Session 6: Integrated Charge Studies & Geological Risk Assessment
The play-based exploration approach, which is commonly applied by major E&P companies, often starts with a basin-scale investigation during which integrated charge studies are often performed. These studies are used to describe the regional context and basin framework that controls the extent and potential of the petroleum systems in which the oil and gas in a basin are generated and trapped. Petroleum systems understanding forms the basis for all subsequent play and prospect risk analyses. Petroleum systems modelling is the tool with which digital models are constructed from all of the available G&G data. These models are then used to simulate generation and entrapment processes through geologic time, allowing exploration efforts to be focused in particular areas and potentially de-risk individual targets.
Geological risk assessment is a fundamental and integral aspect of current industry best practices in petroleum exploration. Risk describes the likelihood of something happening or not happening, or of a factor being present or absent. For example, will the reservoir be present and of sufficient quality. Uncertainty describes a situation where the expected outcome cannot be definitively predicted with a single value, because there is a range of possible outcomes. Subsurface risk and its inverse parameter, probability of hydrocarbon discovery (chance of success), are required to describe and communicate the uncertainty in the subsurface associated with the geological components and processes of a particular target or play.

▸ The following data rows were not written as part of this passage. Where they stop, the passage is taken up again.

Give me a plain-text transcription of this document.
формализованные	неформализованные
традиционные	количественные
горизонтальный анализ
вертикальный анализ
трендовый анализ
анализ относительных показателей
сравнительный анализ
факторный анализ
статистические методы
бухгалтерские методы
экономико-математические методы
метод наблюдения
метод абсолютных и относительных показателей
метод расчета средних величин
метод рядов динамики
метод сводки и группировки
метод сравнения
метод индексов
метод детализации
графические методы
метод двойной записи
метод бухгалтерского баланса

Some of the key objectives of integrated charge studies are to help understand and evaluate the key uncertainties related to essential petroleum system elements and processes required for the petroleum system to succeed. Such studies provide essential basin and play scale information for petroleum resource assessment, prospect risking and evaluation. Additionally, integrated charge studies support the establishment of an integrated basin-play-prospect portfolio to enable properly informed corporate decision making.
In order to meet the challenges of modern, complex prospects and play types, the industry needs to continue to develop new approaches to assist in the evaluation of risks associated with the petroleum system. The rigorous understanding of all of the elements and process will enable the quantification and reduction of the uncertainty and risks associated with exploration.
This session aims to focus on integrated charge studies and their broad application in further understanding petroleum systems. Particular areas of focus include their ability to help address risk assessment challenges through the use of high resolution petroleum system models, automatic calibration of numerical petroleum system models, application of machine learning methods, multi-scale (from basin to prospect) process-based models, prediction of the reservoir fluid properties, sensitivity analysis and quantitative risk assessment of multiple modelling realizations.